What is perhaps more concerning than the impact of COVID, and certainly it has fundamentally changed our lives the last 30 months or so, and continues with people still dying, is how the human-pandemic has occurred at the same time as a couple of major livestock diseases happening too. 

Most recently in Canada there has been an outbreak of avian influenza being found in three flocks in Alberta. 

The Alberta outbreak came only a short time after the flu spread across southern Ontario with the East Coast reporting cases earlier this year. 

From the Centers for Disease Control and Prevention website, ( “highly pathogenic avian influenza viruses cause severe disease and high mortality in infected poultry. Only some avian influenza A(H5) and A(H7) viruses are classified as HPAI A viruses, while most A(H5) and A(H7) viruses circulating among birds are LPAI A viruses. HPAI A(H5) or A(H7) virus infections can cause disease that affect multiple internal organs with mortality up to 90 percent to 100 percent in chickens, often within 48 hours.” 

While the good news is bird flu viruses do not normally infect humans, the disease is concerning in terms of what it might mean to the chicken industry. 

And, we need only go back a couple of years to recall that African Swine Fever devastated the swine herd in China through 2019 with thousands of animals dying and more than a million culled in an attempt to control the disease. 

Even with control measures African Swine Fever spread to Southeast Asia and eastern Europe, with cases found in Vietnam, Cambodia, Laos, Korea, Myanmar, the Philippines, Poland, Belgium and Bulgaria. 

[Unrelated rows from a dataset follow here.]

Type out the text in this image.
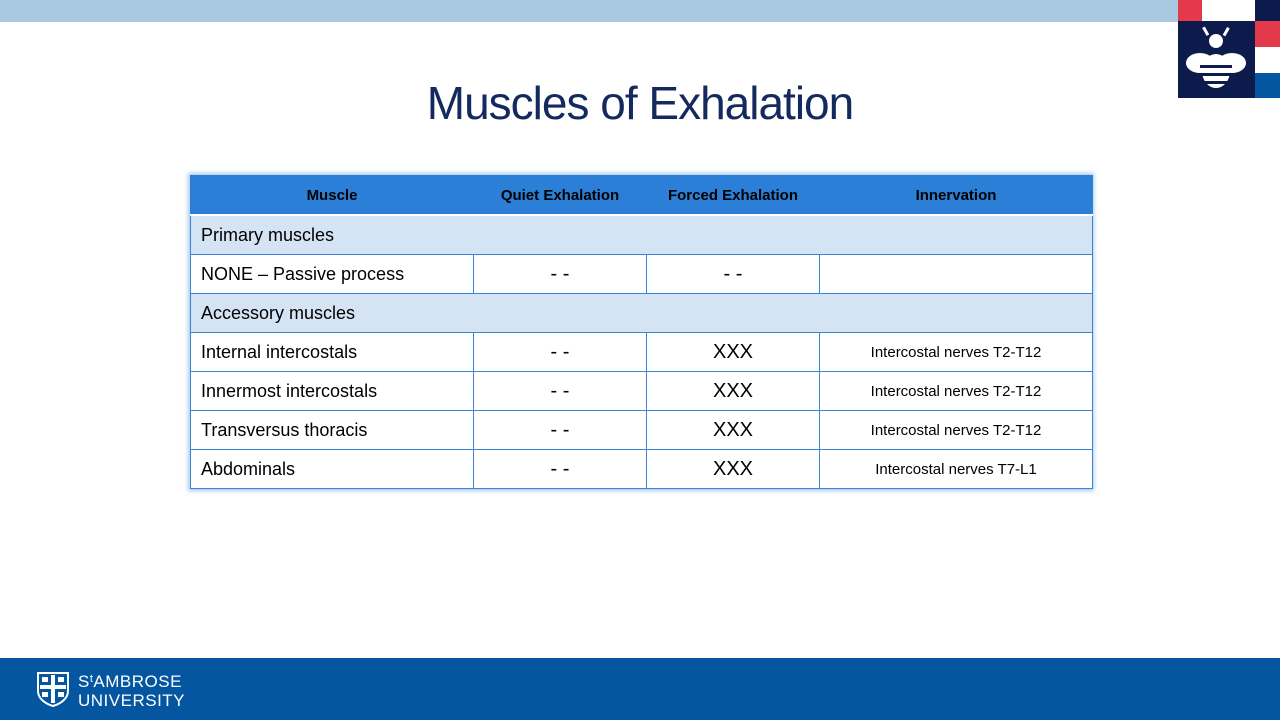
Muscles of Exhalation
Muscle	Quiet Exhalation	Forced Exhalation	Innervation
Primary muscles			
NONE – Passive process	- -	- -	
Accessory muscles			
Internal intercostals	- -	XXX	Intercostal nerves T2-T12
Innermost intercostals	- -	XXX	Intercostal nerves T2-T12
Transversus thoracis	- -	XXX	Intercostal nerves T2-T12
Abdominals	- -	XXX	Intercostal nerves T7-L1
$S^tAMBROSE$
UNIVERSITY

African Swine Fever is not a threat to human health and cannot be transmitted from pigs to humans. 

But ASF is highly contagious and a deadly viral disease affecting both domestic and feral swine of all ages.  

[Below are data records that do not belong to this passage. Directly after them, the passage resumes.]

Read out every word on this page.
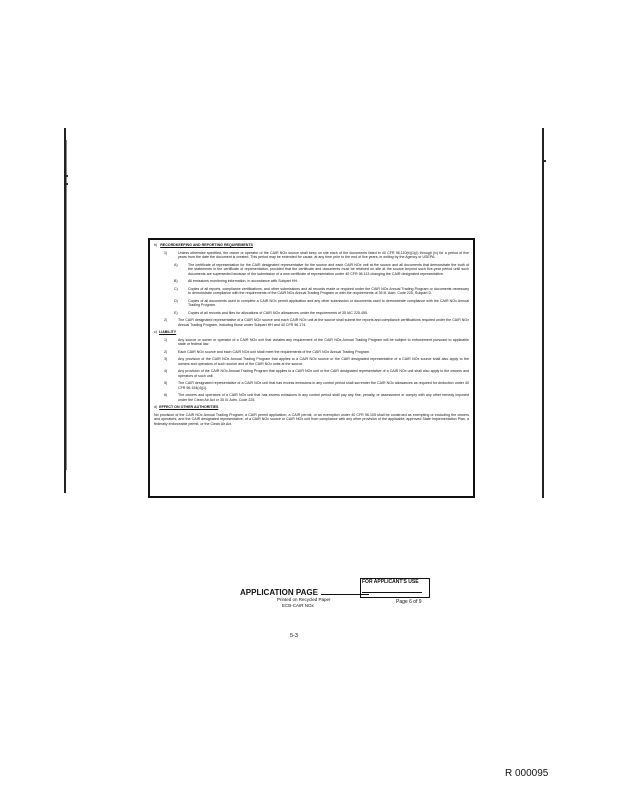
b) RECORDKEEPING AND REPORTING REQUIREMENTS
1)	Unless otherwise specified, the owner or operator of the CAIR NOx source shall keep on site each of the documents listed in 40 CFR 96.110(b)(1)(i) through (iv) for a period of five years from the date the document is created. This period may be extended for cause, at any time prior to the end of five years, in writing by the Agency or USEPA.
A)	The certificate of representation for the CAIR designated representative for the source and each CAIR NOx unit at the source and all documents that demonstrate the truth of the statements in the certificate of representation; provided that the certificate and documents must be retained on site at the source beyond such five-year period until such documents are superseded because of the submission of a new certificate of representation under 40 CFR 96.113 changing the CAIR designated representative.
B)	All emissions monitoring information, in accordance with Subpart HH.
C)	Copies of all reports, compliance certifications, and other submissions and all records made or required under the CAIR NOx Annual Trading Program or documents necessary to demonstrate compliance with the requirements of the CAIR NOx Annual Trading Program or with the requirements of 35 Ill. Adm. Code 225, Subpart D.
D)	Copies of all documents used to complete a CAIR NOx permit application and any other submission or documents used to demonstrate compliance with the CAIR NOx Annual Trading Program.
E)	Copies of all records and files for allocations of CAIR NOx allowances under the requirements of 35 IAC 225.455.
2)	The CAIR designated representative of a CAIR NOx source and each CAIR NOx unit at the source shall submit the reports and compliance certifications required under the CAIR NOx Annual Trading Program, including those under Subpart HH and 40 CFR 96.174.
c) LIABILITY
1)	Any source or owner or operator of a CAIR NOx unit that violates any requirement of the CAIR NOx Annual Trading Program will be subject to enforcement pursuant to applicable state or federal law.
2)	Each CAIR NOx source and each CAIR NOx unit shall meet the requirements of the CAIR NOx Annual Trading Program.
3)	Any provision of the CAIR NOx Annual Trading Program that applies to a CAIR NOx source or the CAIR designated representative of a CAIR NOx source shall also apply to the owners and operators of such source and of the CAIR NOx units at the source.
4)	Any provision of the CAIR NOx Annual Trading Program that applies to a CAIR NOx unit or the CAIR designated representative of a CAIR NOx unit shall also apply to the owners and operators of such unit.
5)	The CAIR designated representative of a CAIR NOx unit that has excess emissions in any control period shall surrender the CAIR NOx allowances as required for deduction under 40 CFR 96.154(d)(1).
6)	The owners and operators of a CAIR NOx unit that has excess emissions in any control period shall pay any fine, penalty, or assessment or comply with any other remedy imposed under the Clean Air Act or 35 Ill. Adm. Code 225.
d) EFFECT ON OTHER AUTHORITIES
No provision of the CAIR NOx Annual Trading Program, a CAIR permit application, a CAIR permit, or an exemption under 40 CFR 96.105 shall be construed as exempting or excluding the owners and operators, and the CAIR designated representative, of a CAIR NOx source or CAIR NOx unit from compliance with any other provision of the applicable, approved State Implementation Plan, a federally enforceable permit, or the Clean Air Act.
APPLICATION PAGE
FOR APPLICANT'S USE
Printed on Recycled Paper
ECB-CAIR NOx
Page 6 of 9
5-3
R 000095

What is interesting in terms of COVID, ASF and Avian flu is how it affects populations which are today very much concentrated, and highly mobile allowing for rapid spread of the disease. 

Human populations are increasingly clustered in huge urban centres with significant travel connections on an almost hourly basis. 

Pigs and chickens are highly concentrated livestock with huge enclosed populations, and while there are typically tight biosecurity measures, still much interaction from country to country with the import and export of pigs, pork products and feedstuffs. 

While the three are obviously independent incidents the commonality of crowded populations should at least be a possible red flag.